Stratégie à court et moyen termes
La dégradation actuelle de la situation sécuritaire mondiale nous engage et nous oblige : le système défensif français doit être capable à court terme de repousser une offensive de haute intensité. Pour atteindre rapidement cet objectif, les mesures prises doivent être soutenables en termes tant humains que financiers, et concerner des briques technologiques matures. Nous l’avons vu, l’effort principal doit porter sur nos capacités à neutraliser l’adversaire. Augmenter la masse de notre aviation de chasse n’est objectivement pas atteignable à court terme.
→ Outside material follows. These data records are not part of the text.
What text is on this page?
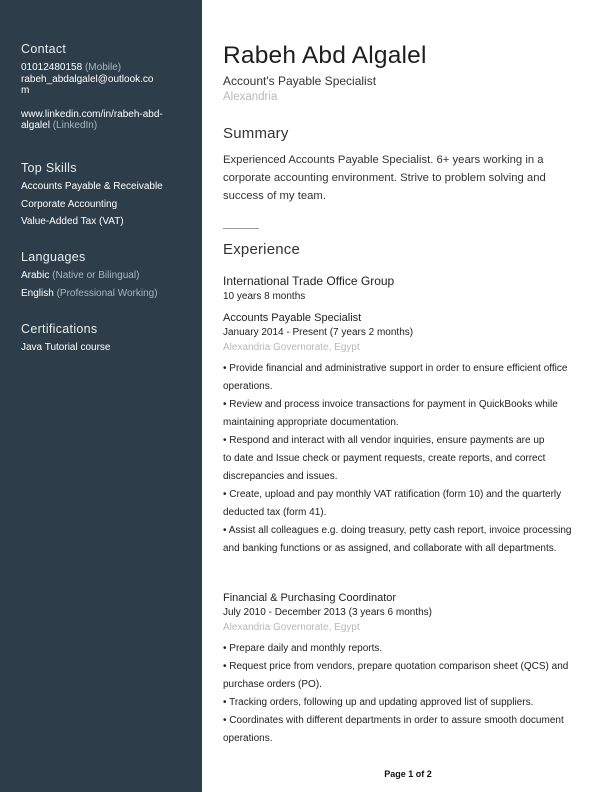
Contact
01012480158 (Mobile)
rabeh_abdalgalel@outlook.co
m
www.linkedin.com/in/rabeh-abd-
algalel (LinkedIn)
Top Skills
Accounts Payable & Receivable
Corporate Accounting
Value-Added Tax (VAT)
Languages
Arabic (Native or Bilingual)
English (Professional Working)
Certifications
Java Tutorial course
Rabeh Abd Algalel
Account's Payable Specialist
Alexandria
Summary
Experienced Accounts Payable Specialist. 6+ years working in a corporate accounting environment. Strive to problem solving and success of my team.
Experience
International Trade Office Group
10 years 8 months
Accounts Payable Specialist
January 2014 - Present (7 years 2 months)
Alexandria Governorate, Egypt

• Provide financial and administrative support in order to ensure efficient office operations.

• Review and process invoice transactions for payment in QuickBooks while maintaining appropriate documentation.

• Respond and interact with all vendor inquiries, ensure payments are up

to date and Issue check or payment requests, create reports, and correct discrepancies and issues.

• Create, upload and pay monthly VAT ratification (form 10) and the quarterly deducted tax (form 41).

• Assist all colleagues e.g. doing treasury, petty cash report, invoice processing and banking functions or as assigned, and collaborate with all departments.

Financial & Purchasing Coordinator
July 2010 - December 2013 (3 years 6 months)
Alexandria Governorate, Egypt

• Prepare daily and monthly reports.

• Request price from vendors, prepare quotation comparison sheet (QCS) and purchase orders (PO).

• Tracking orders, following up and updating approved list of suppliers.

• Coordinates with different departments in order to assure smooth document operations.

Page 1 of 2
A contrario, nous détenons les leviers pour améliorer la disponibilité du parc existant : la création de la DMAé (18) en 2018 répond à cet impératif, avec des résultats déjà concrets (19). Cependant, nos chaînes de maintenance doivent intégrer dès à présent l’impact d’un conflit sur notre territoire : il faudra réparer vite, bien, et dans des conditions dégradées des appareils pouvant être lourdement endommagés, mais aussi être en mesure de produire les pièces « consommables » (20) à des rythmes soutenus. Des processus « temps de guerre » doivent dès à présent être mis en place dans nos chaînes de maintenance, tant militaires que civiles.